セーフシェルは天然素材で作られており、最終的には土に還る性質を持っています。
そのため、使用後に産業廃棄物として処理する必要がなく、廃棄コストがかからないメリットもあります。
どちらも日本でほとんど流通していません。
弊社では、一般的な珪砂に加え、これらの先進的な充填材も取り扱っておりますので、用途やご要望に応じて最適なご提案が可能です。
人工芝はアンダーパットで安全対策ができる

人工芝はプラスチック素材である以上、どうしても滑りやすくなる傾向があります。
そのため、万が一滑って転倒した場合に備えて、人工芝の下にアンダーパットを敷いておくことをおすすめします。

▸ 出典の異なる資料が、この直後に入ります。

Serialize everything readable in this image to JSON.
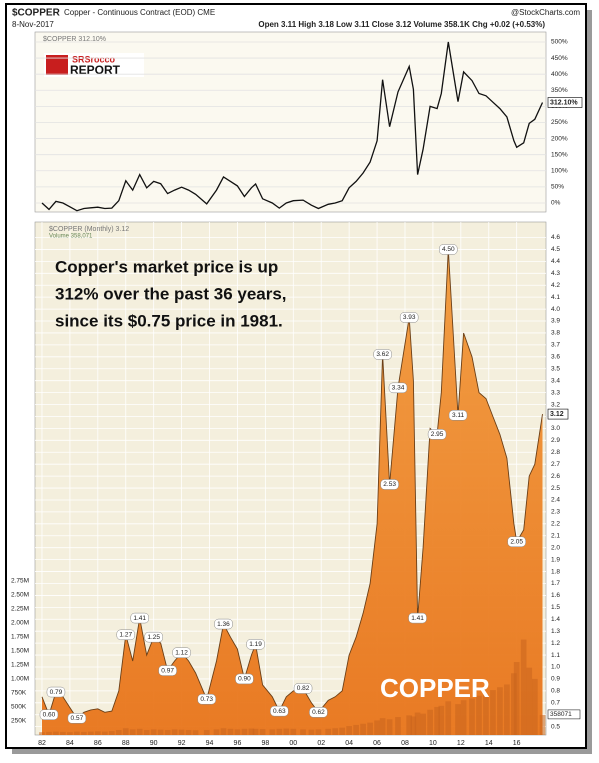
{
  "header": {
    "symbol": "$COPPER",
    "description": "Copper - Continuous Contract (EOD) CME",
    "source": "@StockCharts.com",
    "date": "8-Nov-2017",
    "quote": "Open 3.11 High 3.18 Low 3.11 Close 3.12 Volume 358.1K Chg +0.02 (+0.53%)"
  },
  "logo": [
    "SRSrocco",
    "REPORT"
  ],
  "chart_data": [
    {
      "type": "line",
      "xlim": [
        1981.5,
        2018.1
      ],
      "ylim": [
        -28,
        531
      ],
      "yticks": [
        {
          "value": 0,
          "label": "0%"
        },
        {
          "value": 50,
          "label": "50%"
        },
        {
          "value": 100,
          "label": "100%"
        },
        {
          "value": 150,
          "label": "150%"
        },
        {
          "value": 200,
          "label": "200%"
        },
        {
          "value": 250,
          "label": "250%"
        },
        {
          "value": 300,
          "label": "300%"
        },
        {
          "value": 350,
          "label": "350%"
        },
        {
          "value": 400,
          "label": "400%"
        },
        {
          "value": 450,
          "label": "450%"
        },
        {
          "value": 500,
          "label": "500%"
        }
      ],
      "grid": true,
      "x": [
        1982.0,
        1982.5,
        1983.0,
        1983.5,
        1984.0,
        1984.5,
        1985.0,
        1985.5,
        1986.0,
        1986.5,
        1987.0,
        1987.5,
        1988.0,
        1988.5,
        1989.0,
        1989.5,
        1990.0,
        1990.5,
        1991.0,
        1991.5,
        1992.0,
        1992.5,
        1993.0,
        1993.8,
        1994.5,
        1995.0,
        1995.5,
        1996.0,
        1996.5,
        1997.0,
        1997.3,
        1997.8,
        1998.5,
        1999.0,
        1999.5,
        2000.0,
        2000.7,
        2001.3,
        2001.8,
        2002.5,
        2003.0,
        2003.5,
        2004.0,
        2004.5,
        2005.0,
        2005.5,
        2006.0,
        2006.4,
        2006.9,
        2007.5,
        2008.3,
        2008.6,
        2008.9,
        2009.3,
        2009.8,
        2010.3,
        2010.6,
        2011.1,
        2011.8,
        2012.2,
        2012.8,
        2013.3,
        2013.8,
        2014.3,
        2014.8,
        2015.3,
        2015.8,
        2016.0,
        2016.5,
        2016.9,
        2017.3,
        2017.85
      ],
      "series": [
        {
          "name": "$COPPER 312.10%",
          "color": "#111111",
          "values": [
            0,
            -20,
            5,
            0,
            -12,
            -24,
            -17,
            -15,
            -13,
            -17,
            -16,
            7,
            69,
            40,
            88,
            47,
            67,
            60,
            29,
            40,
            49,
            40,
            27,
            -3,
            40,
            81,
            67,
            53,
            20,
            47,
            59,
            13,
            0,
            -16,
            0,
            7,
            9,
            -7,
            -17,
            -4,
            0,
            7,
            47,
            67,
            93,
            127,
            193,
            383,
            237,
            345,
            424,
            353,
            88,
            167,
            300,
            293,
            340,
            500,
            315,
            407,
            380,
            340,
            333,
            313,
            293,
            267,
            193,
            173,
            187,
            247,
            260,
            312.1
          ]
        }
      ],
      "last_value_label": "312.10%"
    },
    {
      "type": "area",
      "xlim": [
        1981.5,
        2018.1
      ],
      "ylim": [
        0.43,
        4.73
      ],
      "xticks": [
        {
          "value": 1982,
          "label": "82"
        },
        {
          "value": 1984,
          "label": "84"
        },
        {
          "value": 1986,
          "label": "86"
        },
        {
          "value": 1988,
          "label": "88"
        },
        {
          "value": 1990,
          "label": "90"
        },
        {
          "value": 1992,
          "label": "92"
        },
        {
          "value": 1994,
          "label": "94"
        },
        {
          "value": 1996,
          "label": "96"
        },
        {
          "value": 1998,
          "label": "98"
        },
        {
          "value": 2000,
          "label": "00"
        },
        {
          "value": 2002,
          "label": "02"
        },
        {
          "value": 2004,
          "label": "04"
        },
        {
          "value": 2006,
          "label": "06"
        },
        {
          "value": 2008,
          "label": "08"
        },
        {
          "value": 2010,
          "label": "10"
        },
        {
          "value": 2012,
          "label": "12"
        },
        {
          "value": 2014,
          "label": "14"
        },
        {
          "value": 2016,
          "label": "16"
        }
      ],
      "yticks": [
        0.5,
        0.6,
        0.7,
        0.8,
        0.9,
        {
          "value": 1,
          "label": "1.0"
        },
        1.1,
        1.2,
        1.3,
        1.4,
        1.5,
        1.6,
        1.7,
        1.8,
        1.9,
        {
          "value": 2,
          "label": "2.0"
        },
        2.1,
        2.2,
        2.3,
        2.4,
        2.5,
        2.6,
        2.7,
        2.8,
        2.9,
        {
          "value": 3,
          "label": "3.0"
        },
        3.1,
        3.2,
        3.3,
        3.4,
        3.5,
        3.6,
        3.7,
        3.8,
        3.9,
        {
          "value": 4,
          "label": "4.0"
        },
        4.1,
        4.2,
        4.3,
        4.4,
        4.5,
        4.6
      ],
      "y2lim": [
        0,
        9140000
      ],
      "y2ticks": [
        {
          "value": 250000,
          "label": "250K"
        },
        {
          "value": 500000,
          "label": "500K"
        },
        {
          "value": 750000,
          "label": "750K"
        },
        {
          "value": 1000000,
          "label": "1.00M"
        },
        {
          "value": 1250000,
          "label": "1.25M"
        },
        {
          "value": 1500000,
          "label": "1.50M"
        },
        {
          "value": 1750000,
          "label": "1.75M"
        },
        {
          "value": 2000000,
          "label": "2.00M"
        },
        {
          "value": 2250000,
          "label": "2.25M"
        },
        {
          "value": 2500000,
          "label": "2.50M"
        },
        {
          "value": 2750000,
          "label": "2.75M"
        }
      ],
      "grid": true,
      "x": [
        1982.0,
        1982.5,
        1983.0,
        1983.5,
        1984.0,
        1984.5,
        1985.0,
        1985.5,
        1986.0,
        1986.5,
        1987.0,
        1987.5,
        1988.0,
        1988.5,
        1989.0,
        1989.5,
        1990.0,
        1990.5,
        1991.0,
        1991.5,
        1992.0,
        1992.5,
        1993.0,
        1993.8,
        1994.5,
        1995.0,
        1995.5,
        1996.0,
        1996.5,
        1997.0,
        1997.3,
        1997.8,
        1998.5,
        1999.0,
        1999.5,
        2000.0,
        2000.7,
        2001.3,
        2001.8,
        2002.5,
        2003.0,
        2003.5,
        2004.0,
        2004.5,
        2005.0,
        2005.5,
        2006.0,
        2006.4,
        2006.9,
        2007.5,
        2008.3,
        2008.6,
        2008.9,
        2009.3,
        2009.8,
        2010.3,
        2010.6,
        2011.1,
        2011.8,
        2012.2,
        2012.8,
        2013.3,
        2013.8,
        2014.3,
        2014.8,
        2015.3,
        2015.8,
        2016.0,
        2016.5,
        2016.9,
        2017.3,
        2017.85
      ],
      "series": [
        {
          "name": "$COPPER (Monthly) 3.12",
          "color": "#f08a24",
          "values": [
            0.75,
            0.6,
            0.79,
            0.75,
            0.66,
            0.57,
            0.62,
            0.64,
            0.65,
            0.62,
            0.63,
            0.8,
            1.27,
            1.05,
            1.41,
            1.1,
            1.25,
            1.2,
            0.97,
            1.05,
            1.12,
            1.05,
            0.95,
            0.73,
            1.05,
            1.36,
            1.25,
            1.15,
            0.9,
            1.1,
            1.19,
            0.85,
            0.75,
            0.63,
            0.75,
            0.8,
            0.82,
            0.7,
            0.62,
            0.72,
            0.75,
            0.8,
            1.1,
            1.25,
            1.45,
            1.7,
            2.2,
            3.62,
            2.53,
            3.34,
            3.93,
            3.4,
            1.41,
            2.0,
            3.0,
            2.95,
            3.3,
            4.5,
            3.11,
            3.8,
            3.6,
            3.3,
            3.25,
            3.1,
            2.95,
            2.75,
            2.2,
            2.05,
            2.15,
            2.6,
            2.7,
            3.12
          ]
        },
        {
          "name": "Volume 358,071",
          "color": "#c8641e",
          "axis": "y2",
          "values": [
            50000,
            55000,
            60000,
            55000,
            50000,
            60000,
            55000,
            60000,
            65000,
            60000,
            70000,
            90000,
            120000,
            100000,
            110000,
            90000,
            100000,
            95000,
            90000,
            100000,
            95000,
            90000,
            85000,
            90000,
            100000,
            120000,
            110000,
            100000,
            110000,
            115000,
            110000,
            105000,
            100000,
            110000,
            115000,
            110000,
            100000,
            95000,
            100000,
            110000,
            120000,
            130000,
            160000,
            180000,
            200000,
            220000,
            260000,
            300000,
            280000,
            320000,
            350000,
            330000,
            400000,
            380000,
            450000,
            500000,
            520000,
            600000,
            550000,
            620000,
            650000,
            700000,
            720000,
            800000,
            850000,
            900000,
            1100000,
            1300000,
            1700000,
            1200000,
            1000000,
            358071
          ],
          "last_value_label": "358071"
        }
      ],
      "annotations": [
        {
          "x": 1982.5,
          "y": 0.6,
          "label": "0.60"
        },
        {
          "x": 1983.0,
          "y": 0.79,
          "label": "0.79"
        },
        {
          "x": 1984.5,
          "y": 0.57,
          "label": "0.57"
        },
        {
          "x": 1988.0,
          "y": 1.27,
          "label": "1.27"
        },
        {
          "x": 1989.0,
          "y": 1.41,
          "label": "1.41"
        },
        {
          "x": 1990.0,
          "y": 1.25,
          "label": "1.25"
        },
        {
          "x": 1991.0,
          "y": 0.97,
          "label": "0.97"
        },
        {
          "x": 1992.0,
          "y": 1.12,
          "label": "1.12"
        },
        {
          "x": 1993.8,
          "y": 0.73,
          "label": "0.73"
        },
        {
          "x": 1995.0,
          "y": 1.36,
          "label": "1.36"
        },
        {
          "x": 1996.5,
          "y": 0.9,
          "label": "0.90"
        },
        {
          "x": 1997.3,
          "y": 1.19,
          "label": "1.19"
        },
        {
          "x": 1999.0,
          "y": 0.63,
          "label": "0.63"
        },
        {
          "x": 2000.7,
          "y": 0.82,
          "label": "0.82"
        },
        {
          "x": 2001.8,
          "y": 0.62,
          "label": "0.62"
        },
        {
          "x": 2006.4,
          "y": 3.62,
          "label": "3.62"
        },
        {
          "x": 2006.9,
          "y": 2.53,
          "label": "2.53"
        },
        {
          "x": 2007.5,
          "y": 3.34,
          "label": "3.34"
        },
        {
          "x": 2008.3,
          "y": 3.93,
          "label": "3.93"
        },
        {
          "x": 2008.9,
          "y": 1.41,
          "label": "1.41"
        },
        {
          "x": 2010.3,
          "y": 2.95,
          "label": "2.95"
        },
        {
          "x": 2011.1,
          "y": 4.5,
          "label": "4.50"
        },
        {
          "x": 2011.8,
          "y": 3.11,
          "label": "3.11"
        },
        {
          "x": 2016.0,
          "y": 2.05,
          "label": "2.05"
        }
      ],
      "text_box": [
        "Copper's market price is up",
        "312% over the past 36 years,",
        "since its $0.75 price in 1981."
      ],
      "watermark": "COPPER"
    }
  ]
}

アンダーパットとは、雑草対策と排水性を良くするために用いられる下地材です。
そして、厚みと弾力性を兼ね備えた素材が使われており、人工芝にクッション性を持たせることもできます。
実際、弊社が施工した東京都渋谷区「サクラステージ渋谷」でもアンダーパットを使用しています。
噴水により滑りやすくなってもアンダーパットにより転倒の衝撃を和らげます。

関連記事:人工芝に防草シートはNG!? 失敗しないための「プロの敷き方」と正しい順番
最後に
今回は、人工芝が雨やプールで滑る原因・対処法を解説しました。
人工芝は、主にプラスチック素材でできているため、雨やプールなど水に濡れるとどうしても滑りやすくなります。
滑りやすさの改善には、充填材が一定の効果を発揮します。
また、アンダーパットを活用することで人工芝にクッション性を持たせて転倒による怪我のリスクを軽減可能です。
特に子どもやペットが遊ぶ庭やプールサイドなどでは、滑り止め対策・安全対策をしっかり行いましょう。